A captioning class action lawsuit brought by a group of hearing-impaired plaintiffs against several Hollywood studios and other media giants including Disney and Universal Studios has hit a brick wall following a federal judge’s dismissal.
U.S. District Judge Stephen V. Wilson granted a dismissal motion for all named defendants including Netflix Inc., Sony Pictures Corp., Warner Bros. Entertainment Inc., Universal Studios and The Walt Disney Company, finding the plaintiffs failed to adequately plead their claims.
Judge Wilson also determined that the claims attack protected speech in a way that runs afoul of the California anti-SLAPP (Strategic Litigation Against Public Participation) statute.
The judge dismissed the plaintiffs’ claims with prejudice, meaning they will not get a chance to amend the defects in their pleadings.
The plaintiffs began this captioning class action lawsuit in October 2015. Claimants led by lead plaintiff Christine Anthony said the entertainment company defendants falsely label some of the media content in their DVD and streaming video services as having subtitles or captioning, when the captioning failed to include song lyrics.
They allege the missing lyrics are crucial to understanding the premise of a show or its plot development.
Furthermore, they argued the lack of captioning for song lyrics made the products mislabeled.
They say they were misled by representations that the DVDs and streaming media would contain captioning, depriving them of the experience they expected.
Their captioning class action lawsuit raises claims under California’s False Advertising Law, Unfair Competition Law, Consumer Legal Remedies Act, and the Song-Beverly Consumer Warranty Act.
Plaintiffs also allege the lack of captioning violates the Unruh Civil Rights Act by failing to provide equal services to hearing-impaired persons.
Judge Wilson dismissed the misrepresentation-based claims, finding that the plaintiffs failed to allege that a reasonable consumer would have been deceived by the defendants’ representations about captioning, or that they themselves had relied on the alleged misrepresentations in deciding to buy the media.
The judge said the plaintiffs’ warranty-based claims failed because warranties apply only to consumer goods, not media content.
Their civil rights claims fall short because the plaintiffs’ failed to allege the discrimination in question was intentional, the judge said.
Judge Wilson also granted the defendants’ separate motion to strike under California’s anti-SLAPP statute.
The statute was enacted to provide recourse, including assessment of fees, against meritless litigation that suppresses constitutionally protected speech.
Plaintiffs had argued that the captioning at issue was commercial speech, and therefore unprotected.

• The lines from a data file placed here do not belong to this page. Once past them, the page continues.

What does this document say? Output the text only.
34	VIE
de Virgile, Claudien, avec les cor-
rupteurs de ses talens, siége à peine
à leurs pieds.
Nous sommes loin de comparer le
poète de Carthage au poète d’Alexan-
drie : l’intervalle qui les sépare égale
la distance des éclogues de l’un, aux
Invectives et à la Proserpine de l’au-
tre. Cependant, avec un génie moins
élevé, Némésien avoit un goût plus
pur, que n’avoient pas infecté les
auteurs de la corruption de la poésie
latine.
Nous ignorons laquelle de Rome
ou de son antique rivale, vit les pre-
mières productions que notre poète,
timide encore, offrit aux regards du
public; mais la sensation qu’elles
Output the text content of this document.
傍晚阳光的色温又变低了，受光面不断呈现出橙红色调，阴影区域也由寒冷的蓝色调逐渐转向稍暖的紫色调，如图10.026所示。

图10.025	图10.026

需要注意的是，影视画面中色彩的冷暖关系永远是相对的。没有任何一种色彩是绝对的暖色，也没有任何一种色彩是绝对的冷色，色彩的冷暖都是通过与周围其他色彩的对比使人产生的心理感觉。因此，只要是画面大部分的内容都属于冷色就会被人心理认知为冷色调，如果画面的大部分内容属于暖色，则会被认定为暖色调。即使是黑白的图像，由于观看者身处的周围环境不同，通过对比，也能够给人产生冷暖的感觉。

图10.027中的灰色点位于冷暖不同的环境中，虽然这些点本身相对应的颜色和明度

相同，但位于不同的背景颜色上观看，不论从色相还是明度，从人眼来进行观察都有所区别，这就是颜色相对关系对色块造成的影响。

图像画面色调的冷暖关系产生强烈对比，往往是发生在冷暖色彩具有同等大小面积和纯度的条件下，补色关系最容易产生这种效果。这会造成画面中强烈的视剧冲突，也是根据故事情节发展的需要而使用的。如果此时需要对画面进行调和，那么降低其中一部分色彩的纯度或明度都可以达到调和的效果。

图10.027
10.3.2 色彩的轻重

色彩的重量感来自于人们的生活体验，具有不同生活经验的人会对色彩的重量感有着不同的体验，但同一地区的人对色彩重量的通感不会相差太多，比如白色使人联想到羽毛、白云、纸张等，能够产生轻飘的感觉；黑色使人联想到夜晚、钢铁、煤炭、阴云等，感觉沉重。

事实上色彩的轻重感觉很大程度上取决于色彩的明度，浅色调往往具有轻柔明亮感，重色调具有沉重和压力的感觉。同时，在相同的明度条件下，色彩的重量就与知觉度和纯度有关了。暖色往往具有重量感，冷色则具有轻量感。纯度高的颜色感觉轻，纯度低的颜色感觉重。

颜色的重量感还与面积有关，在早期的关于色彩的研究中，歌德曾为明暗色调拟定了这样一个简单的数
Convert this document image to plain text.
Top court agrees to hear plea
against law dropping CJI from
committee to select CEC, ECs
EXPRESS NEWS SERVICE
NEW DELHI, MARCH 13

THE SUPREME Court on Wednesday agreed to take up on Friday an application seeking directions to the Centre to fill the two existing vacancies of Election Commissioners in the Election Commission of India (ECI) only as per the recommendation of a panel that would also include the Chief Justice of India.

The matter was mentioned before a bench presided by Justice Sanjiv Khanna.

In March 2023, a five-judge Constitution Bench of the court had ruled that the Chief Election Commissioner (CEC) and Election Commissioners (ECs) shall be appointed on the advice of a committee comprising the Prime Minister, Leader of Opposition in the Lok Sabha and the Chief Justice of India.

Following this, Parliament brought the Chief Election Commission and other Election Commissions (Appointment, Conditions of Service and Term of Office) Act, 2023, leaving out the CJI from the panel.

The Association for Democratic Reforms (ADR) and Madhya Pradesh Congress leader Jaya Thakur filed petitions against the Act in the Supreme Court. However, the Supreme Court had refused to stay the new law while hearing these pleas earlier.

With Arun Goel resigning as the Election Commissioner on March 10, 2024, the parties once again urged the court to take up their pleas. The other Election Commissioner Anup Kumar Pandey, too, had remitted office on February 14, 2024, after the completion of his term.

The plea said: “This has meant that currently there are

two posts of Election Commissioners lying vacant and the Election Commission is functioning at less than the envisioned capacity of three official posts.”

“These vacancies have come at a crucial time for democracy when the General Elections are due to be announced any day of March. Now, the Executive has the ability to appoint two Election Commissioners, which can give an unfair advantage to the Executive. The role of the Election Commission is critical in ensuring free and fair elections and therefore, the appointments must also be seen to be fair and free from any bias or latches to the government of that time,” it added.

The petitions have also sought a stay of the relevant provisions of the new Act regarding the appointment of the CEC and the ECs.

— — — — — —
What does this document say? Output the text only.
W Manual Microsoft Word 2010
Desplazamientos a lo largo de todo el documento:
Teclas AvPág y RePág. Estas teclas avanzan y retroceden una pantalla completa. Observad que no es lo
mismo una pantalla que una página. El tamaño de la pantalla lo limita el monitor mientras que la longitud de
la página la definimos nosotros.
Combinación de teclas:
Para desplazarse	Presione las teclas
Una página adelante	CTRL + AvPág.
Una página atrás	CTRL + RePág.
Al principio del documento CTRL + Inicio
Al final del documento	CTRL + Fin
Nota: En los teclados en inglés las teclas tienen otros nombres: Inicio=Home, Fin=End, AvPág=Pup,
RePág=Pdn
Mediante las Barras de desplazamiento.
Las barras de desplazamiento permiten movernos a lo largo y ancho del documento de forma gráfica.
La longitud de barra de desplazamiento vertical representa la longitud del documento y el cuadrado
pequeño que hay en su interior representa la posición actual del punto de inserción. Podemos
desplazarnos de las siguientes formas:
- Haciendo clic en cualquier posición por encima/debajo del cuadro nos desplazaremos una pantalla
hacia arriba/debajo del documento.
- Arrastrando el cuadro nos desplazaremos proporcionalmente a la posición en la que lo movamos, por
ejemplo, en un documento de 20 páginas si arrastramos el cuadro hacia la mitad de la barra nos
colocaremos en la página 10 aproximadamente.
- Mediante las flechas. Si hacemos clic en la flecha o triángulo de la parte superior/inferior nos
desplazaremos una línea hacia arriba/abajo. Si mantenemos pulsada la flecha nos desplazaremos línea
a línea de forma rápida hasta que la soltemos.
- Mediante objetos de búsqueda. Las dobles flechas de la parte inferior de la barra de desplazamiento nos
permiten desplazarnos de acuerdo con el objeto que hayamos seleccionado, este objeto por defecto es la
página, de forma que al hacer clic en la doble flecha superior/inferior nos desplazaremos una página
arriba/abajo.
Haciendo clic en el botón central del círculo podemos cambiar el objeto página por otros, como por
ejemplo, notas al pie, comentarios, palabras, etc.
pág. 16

However, Judge Wilson disagreed finding that the captioning at issue constituted speech protected by the statute and that the defendants’ advertising constitutes acts that are in furtherance of the defendants’ right to free speech.
Judge Wilson determined that each of the plaintiffs’ claims attacks that speech and should be dismissed under the anti-SLAPP statute.
He issued his dismissal with prejudice since he saw no way in which the plaintiffs could fix the flaws in their pleadings by amending them.
The plaintiffs are represented by attorneys John A. Girardi and Jennifer L. Siegel of Girardi Keese.
The Disney, Universal Studios DVD Captioning Class Action Lawsuit is Anthony, et al. v. Buena Vista Home Entertainment Inc., et al., Case No. 2:15-cv-09593, in the U.S. District Court for the Central District of California.